Les Maures vivent dans une société fortement hiérarchisée. Sans rentrer dans de complexes détails (dont on peut se faire une idée avec Bonte, 1991), on peut signaler que les tribus (qabâ’il, sing. qabîla) se répartissent en trois « ordres » (le terme est emprunté à Bonte, 1987). Premièrement les tribus dites, en français colonial, maraboutiques (zwâya), deuxièmement les tribus dites guerrières (hassân ou ’arab) et troisièmement les tribus tributaires d’un de ces deux premiers groupes (znâga ou lahme pour les tributaires de groupes guerriers et tlâmid pour les tributaires de groupes maraboutiques).
Cette hiérarchie est, comme de nombreux auteurs l’ont souligné, perméable, discutée, dynamique, évolutive (pour s’en convaincre, on peut lire par exemple Bonte, 1989 ; Villasante-de Beauvais, 1997). Toutefois, malgré les récentes évolutions de la société Maure, le statut de membre d’un groupe de tributaires reste profondément honteux. Ainsi, les différentes appellations qui réfèrent à cet ordre sont bien souvent tues, indicibles, particulièrement en présence d’une personne issue de cet ordre. Comme souvent dans les relations d’honneur, l’enjeu est de « garder la face » : on peut être membre d’un ordre tributaire et garder la face si, et seulement si, cette appartenance n’est pas révélée en public. Tout le monde peut connaître cette appartenance (et tout le monde la connaît), mais tout le monde doit faire comme s’il ne la savait pas, ce qui est impossible une fois la chose énoncée en public. Ainsi, ce silence relatif à l’ordre des tributaires est bien un indice d’une certaine stabilité structurelle : celle des positionnements relatifs des ordres mentionnés (les personnes peuvent monter en « ordre », améliorer leurs conditions de naissance, celles de leurs enfants, mais quelqu’un de désigné comme tributaire ne peut qu’être en position de dominé).
Ces quelques prémisses posées, voyons un court exemple de la manière dont certains Maures ont pu faire mon terrain :

Tandis que je suis dans le tikît (petite hutte circulaire) de Hussein, ami et informateur de l’oued Mhaireth, et que je lui pose des questions concernant ses parents, grands-parents, etc., sa mémoire se montre étonnamment lacunaire : il est en effet incapable de nommer son grand-père paternel malgré mes questions insistantes et les différents chemins que j’essaye de lui faire emprunter, espérant ainsi lui rafraîchir la mémoire.
A ce moment entre Ali, qui est le seul qâdy de cet oued (un qâdy est un juge musulman : c’est lui qui, entre autres, établit et détient de nombreux actes juridiques concernant les achats et les ventes de différents biens, ainsi que les actes de mariages et de divorces).
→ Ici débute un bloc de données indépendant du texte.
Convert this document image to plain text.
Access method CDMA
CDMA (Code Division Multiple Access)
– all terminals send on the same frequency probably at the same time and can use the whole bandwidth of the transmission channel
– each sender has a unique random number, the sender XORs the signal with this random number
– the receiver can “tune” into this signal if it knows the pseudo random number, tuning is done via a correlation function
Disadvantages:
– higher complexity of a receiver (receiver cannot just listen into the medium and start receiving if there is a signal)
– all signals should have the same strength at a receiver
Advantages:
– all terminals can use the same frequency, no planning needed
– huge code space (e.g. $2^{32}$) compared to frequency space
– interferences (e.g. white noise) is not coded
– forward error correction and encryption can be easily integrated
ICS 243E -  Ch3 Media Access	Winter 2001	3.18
A ce titre (et à bien d’autres, je le saurai plus tard), il est un personnage en marge des autres habitants de l’oued : il est lettré (un des seuls à écrire et parler l’arabe classique, grand connaisseur du Coran, des traditions et de la loi islamiques, etc.) et, ce qui va souvent de pair, membre d’une tribu maraboutique (les autres habitants de l’oued sont des membres de tribus guerrières). Je ne me rend pas encore bien compte de cette position marginale, mais l’accueil mitigé que lui réservent mon informateur et sa famille témoigne d’une méfiance certaine.
Bien que je n’ai rencontré Ali que deux fois, il m’est déjà sympathique : lors de nos premières rencontres, il a montré un enthousiasme non feint pour mes recherches, et s’est déjà révélé être un informateur riche et privilégié. De plus, je suis pour lui la seule personne avec qui il peut exercer quelque peu les rares notions de français qu’il a eu l’occasion d’apprendre lors de différents séjours à Nouakchott.
Très rapidement, Ali s’insère dans notre discussion. Je suis étonné de voir que ses connaissances sur la famille de Hussein sont beaucoup plus importantes, étendues et précises que celles de Hussein lui-même. Il me permet ainsi de remonter quatre générations plus haut que Hussein, tout en me donnant également de nombreuses informations supplémentaires. J’en suis ravi, bien qu’un peu gêné : par la démonstration de force qu’il vient d’effectuer, il a non seulement mis en exergue ses qualités, mais également (ce qui est plus gênant), les lacunes et le manque de connaissances de son « rival »...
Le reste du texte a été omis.